If the games were still in Wollongong, Mr Frendo would need just 23 minutes to commute between Albion Park Rail, his closest station, and the city’s main train hub.
‘‘To me there’s two pillars of the joint venture: [one is] they keep the jumper, name and logo,’’ said the Haywards Bay-based Mr Frendo, a Dragons member for 14 years who has only missed four games in Wollongong during that time.
‘‘The other pillar should be Wollongong gets 50per cent of the games. I call them non-negotiables.
‘‘I like to go whether it’s raining, Monday night or Saturday night, or they lose 10 in a row...that’s my thing.

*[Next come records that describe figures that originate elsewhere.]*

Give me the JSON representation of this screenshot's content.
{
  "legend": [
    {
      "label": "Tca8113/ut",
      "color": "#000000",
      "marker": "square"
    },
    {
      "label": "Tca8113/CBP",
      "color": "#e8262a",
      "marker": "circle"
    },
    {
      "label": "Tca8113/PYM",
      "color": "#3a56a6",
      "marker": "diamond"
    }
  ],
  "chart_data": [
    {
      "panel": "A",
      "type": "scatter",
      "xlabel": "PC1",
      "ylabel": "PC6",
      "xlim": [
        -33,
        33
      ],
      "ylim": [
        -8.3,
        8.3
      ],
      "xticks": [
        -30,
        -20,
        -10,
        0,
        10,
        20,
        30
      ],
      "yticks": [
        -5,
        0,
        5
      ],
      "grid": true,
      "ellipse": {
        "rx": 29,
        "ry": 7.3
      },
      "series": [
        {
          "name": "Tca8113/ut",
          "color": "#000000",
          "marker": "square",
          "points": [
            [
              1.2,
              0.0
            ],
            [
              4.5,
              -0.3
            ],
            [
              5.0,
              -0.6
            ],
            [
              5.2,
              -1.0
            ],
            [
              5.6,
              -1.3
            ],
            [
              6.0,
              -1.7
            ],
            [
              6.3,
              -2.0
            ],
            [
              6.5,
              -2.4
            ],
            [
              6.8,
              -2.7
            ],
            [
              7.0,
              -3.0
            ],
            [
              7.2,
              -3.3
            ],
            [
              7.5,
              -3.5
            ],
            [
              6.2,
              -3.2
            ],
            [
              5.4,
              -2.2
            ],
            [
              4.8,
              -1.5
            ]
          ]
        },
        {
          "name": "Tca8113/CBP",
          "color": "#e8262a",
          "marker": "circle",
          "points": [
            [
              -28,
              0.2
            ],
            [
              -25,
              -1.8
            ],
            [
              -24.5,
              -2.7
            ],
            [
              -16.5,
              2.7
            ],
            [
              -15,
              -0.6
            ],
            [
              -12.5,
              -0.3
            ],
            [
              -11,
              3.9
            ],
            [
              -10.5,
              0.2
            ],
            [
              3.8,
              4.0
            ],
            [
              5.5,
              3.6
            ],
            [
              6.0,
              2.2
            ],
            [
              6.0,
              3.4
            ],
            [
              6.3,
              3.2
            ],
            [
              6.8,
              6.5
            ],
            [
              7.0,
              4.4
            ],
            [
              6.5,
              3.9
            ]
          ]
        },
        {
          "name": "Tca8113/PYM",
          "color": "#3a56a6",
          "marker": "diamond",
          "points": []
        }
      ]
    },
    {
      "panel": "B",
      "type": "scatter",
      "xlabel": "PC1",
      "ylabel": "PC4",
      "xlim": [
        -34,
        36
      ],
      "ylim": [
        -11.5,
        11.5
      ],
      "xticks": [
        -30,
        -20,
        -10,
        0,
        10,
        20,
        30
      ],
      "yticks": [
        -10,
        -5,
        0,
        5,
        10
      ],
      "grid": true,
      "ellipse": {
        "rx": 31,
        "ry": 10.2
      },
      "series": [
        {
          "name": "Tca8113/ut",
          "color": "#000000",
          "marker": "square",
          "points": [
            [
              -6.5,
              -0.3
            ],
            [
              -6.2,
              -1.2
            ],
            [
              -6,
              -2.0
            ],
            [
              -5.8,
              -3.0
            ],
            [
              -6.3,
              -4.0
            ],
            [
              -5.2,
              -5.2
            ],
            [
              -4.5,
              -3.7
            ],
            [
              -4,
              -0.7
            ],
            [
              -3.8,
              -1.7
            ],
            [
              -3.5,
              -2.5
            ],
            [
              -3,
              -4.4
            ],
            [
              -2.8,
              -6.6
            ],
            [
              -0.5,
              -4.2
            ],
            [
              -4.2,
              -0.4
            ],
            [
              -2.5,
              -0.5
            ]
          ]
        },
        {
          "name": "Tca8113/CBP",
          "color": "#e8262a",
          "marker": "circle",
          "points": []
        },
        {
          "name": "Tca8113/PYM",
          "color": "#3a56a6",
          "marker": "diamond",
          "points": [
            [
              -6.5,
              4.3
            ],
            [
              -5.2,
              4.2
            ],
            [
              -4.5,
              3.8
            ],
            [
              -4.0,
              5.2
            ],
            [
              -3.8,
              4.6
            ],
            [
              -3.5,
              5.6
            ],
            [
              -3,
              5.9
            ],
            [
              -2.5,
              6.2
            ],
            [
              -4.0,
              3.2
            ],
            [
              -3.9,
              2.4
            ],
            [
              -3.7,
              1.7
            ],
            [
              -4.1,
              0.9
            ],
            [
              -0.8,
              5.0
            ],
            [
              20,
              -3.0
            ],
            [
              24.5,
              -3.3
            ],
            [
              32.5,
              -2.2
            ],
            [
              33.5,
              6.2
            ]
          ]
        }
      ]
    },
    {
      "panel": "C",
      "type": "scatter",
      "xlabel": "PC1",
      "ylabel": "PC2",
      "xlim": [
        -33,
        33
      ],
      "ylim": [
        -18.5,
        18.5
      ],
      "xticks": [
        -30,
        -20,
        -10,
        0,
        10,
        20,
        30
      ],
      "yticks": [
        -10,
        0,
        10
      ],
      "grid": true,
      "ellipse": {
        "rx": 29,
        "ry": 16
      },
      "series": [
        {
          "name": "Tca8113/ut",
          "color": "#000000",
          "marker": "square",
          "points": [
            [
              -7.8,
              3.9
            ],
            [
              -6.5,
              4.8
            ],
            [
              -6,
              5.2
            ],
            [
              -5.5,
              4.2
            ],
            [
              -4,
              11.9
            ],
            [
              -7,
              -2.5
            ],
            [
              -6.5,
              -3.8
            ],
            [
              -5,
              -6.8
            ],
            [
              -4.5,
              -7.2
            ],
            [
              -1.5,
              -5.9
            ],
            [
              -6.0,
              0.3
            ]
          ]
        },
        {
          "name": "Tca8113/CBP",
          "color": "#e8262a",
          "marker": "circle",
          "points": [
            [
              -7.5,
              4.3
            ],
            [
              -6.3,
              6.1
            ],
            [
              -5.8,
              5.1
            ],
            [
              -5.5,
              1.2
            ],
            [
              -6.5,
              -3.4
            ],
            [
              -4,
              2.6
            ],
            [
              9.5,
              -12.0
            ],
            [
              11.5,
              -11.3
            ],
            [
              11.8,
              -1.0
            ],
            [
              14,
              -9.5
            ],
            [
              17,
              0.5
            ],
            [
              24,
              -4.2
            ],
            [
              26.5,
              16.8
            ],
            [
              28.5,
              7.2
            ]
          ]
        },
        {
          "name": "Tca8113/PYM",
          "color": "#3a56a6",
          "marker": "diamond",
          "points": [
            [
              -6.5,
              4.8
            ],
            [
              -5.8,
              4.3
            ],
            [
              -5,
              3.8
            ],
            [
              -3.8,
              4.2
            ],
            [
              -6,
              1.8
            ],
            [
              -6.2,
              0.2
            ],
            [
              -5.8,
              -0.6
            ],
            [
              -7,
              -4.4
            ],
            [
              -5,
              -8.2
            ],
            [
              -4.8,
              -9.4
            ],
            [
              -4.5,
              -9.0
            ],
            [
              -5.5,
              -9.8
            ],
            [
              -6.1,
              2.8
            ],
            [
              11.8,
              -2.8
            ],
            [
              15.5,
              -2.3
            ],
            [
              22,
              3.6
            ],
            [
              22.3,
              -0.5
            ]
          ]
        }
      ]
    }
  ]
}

‘‘It’s the casual bloke who says, ‘I might become a member this year’ who finds out they’re taking games away [from Wollongong] who really suffers.’’
The two games at ANZ Stadium can essentially account for Wollongong’s scrapped fixtures, which now stand at four after the Dragons announced a seismic shift to their home game allocation for the next four years.
The Dragons are exploring public transport options for ticketed members to the Sydney games, but it’s unlikely to appease Illawarra fans feeling left out in the cold.